C’est une étape indispensable (la plupart du temps je crois) pour les adolescents de passer par l’affirmation contre les modèles et de chercher à vraiment comprendre tout ce qui les entoure.

Or, quand dans cette période d’affirmation l’adolescent n’a pour seules informations que celles de BFMTV et twitter, il ne peut pas découvrir la diversité du journalisme, confronter différents points de vue et décider de son opinion sur divers sujets.

Mais, me direz-vous, comment remédier à ce séisme de désinformation ? Arrêter de s’informer via les réseaux ? Mais non, mais non mon petit !

Le fait qu’avoir des sources trop peu fiables ou pas assez développées ne veut pas dire que tout ce qui est abordé sur les réseaux est négatif, et ne signifie pas non plus la nécessité de brûler tous les services Google !

En réalité, il y a plein de journaux qui se sont étendus sur les réseaux (je pense à Arte parce que ce sont mes préférés mais ils ne sont pas seuls!) ! Il faut simplement compléter ce que l’on apprend, multiplier les sources d’information et construire son opinion !

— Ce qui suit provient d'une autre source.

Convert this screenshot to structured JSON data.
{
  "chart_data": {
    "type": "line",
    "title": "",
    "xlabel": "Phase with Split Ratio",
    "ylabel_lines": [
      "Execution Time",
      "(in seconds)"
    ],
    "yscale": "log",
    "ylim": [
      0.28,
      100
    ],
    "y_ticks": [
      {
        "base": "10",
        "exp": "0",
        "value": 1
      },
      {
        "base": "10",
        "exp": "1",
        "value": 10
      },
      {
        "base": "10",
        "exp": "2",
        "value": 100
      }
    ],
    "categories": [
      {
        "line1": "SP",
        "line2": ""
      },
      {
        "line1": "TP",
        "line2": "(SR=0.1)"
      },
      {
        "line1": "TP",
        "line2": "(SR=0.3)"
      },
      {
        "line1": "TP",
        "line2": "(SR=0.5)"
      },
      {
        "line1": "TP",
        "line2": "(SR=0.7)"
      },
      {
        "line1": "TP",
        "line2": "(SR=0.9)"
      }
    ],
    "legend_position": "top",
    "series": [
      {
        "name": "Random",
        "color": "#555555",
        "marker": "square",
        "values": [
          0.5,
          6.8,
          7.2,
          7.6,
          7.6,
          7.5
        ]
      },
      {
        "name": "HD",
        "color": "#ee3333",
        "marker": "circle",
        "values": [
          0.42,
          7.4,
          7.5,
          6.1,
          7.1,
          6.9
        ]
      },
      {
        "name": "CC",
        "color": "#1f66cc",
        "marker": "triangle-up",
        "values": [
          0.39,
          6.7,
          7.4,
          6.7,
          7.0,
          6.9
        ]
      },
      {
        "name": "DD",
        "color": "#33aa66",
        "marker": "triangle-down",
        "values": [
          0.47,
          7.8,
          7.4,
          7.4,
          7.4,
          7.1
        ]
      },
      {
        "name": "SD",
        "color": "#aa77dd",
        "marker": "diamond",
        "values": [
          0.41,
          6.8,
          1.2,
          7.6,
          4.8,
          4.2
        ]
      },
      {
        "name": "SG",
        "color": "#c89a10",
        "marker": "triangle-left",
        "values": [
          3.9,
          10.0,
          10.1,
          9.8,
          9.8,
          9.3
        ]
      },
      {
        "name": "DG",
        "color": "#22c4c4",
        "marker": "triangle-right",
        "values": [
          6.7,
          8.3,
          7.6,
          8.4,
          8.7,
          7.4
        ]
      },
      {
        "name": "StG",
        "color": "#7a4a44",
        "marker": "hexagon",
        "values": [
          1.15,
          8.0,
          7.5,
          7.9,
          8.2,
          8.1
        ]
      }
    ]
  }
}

Je ne sais pas si le monde serait vraiment parfait quand on en arrivera là, mais savoir ce que l’on pense pourrait éviter quelques quiproquos politiques, comme quand le monde entier se met à haïr (…) .

Bien sûr cet article ne concerne pas tous les jeunes, loin de là. Il ne blâme en aucun cas ceux qui s’informent ainsi, mais vise plutôt à les encourager à se rebeller ! Et à brûler leurs téléphones devant un magasin Apple en hurlant CONSOMMATION !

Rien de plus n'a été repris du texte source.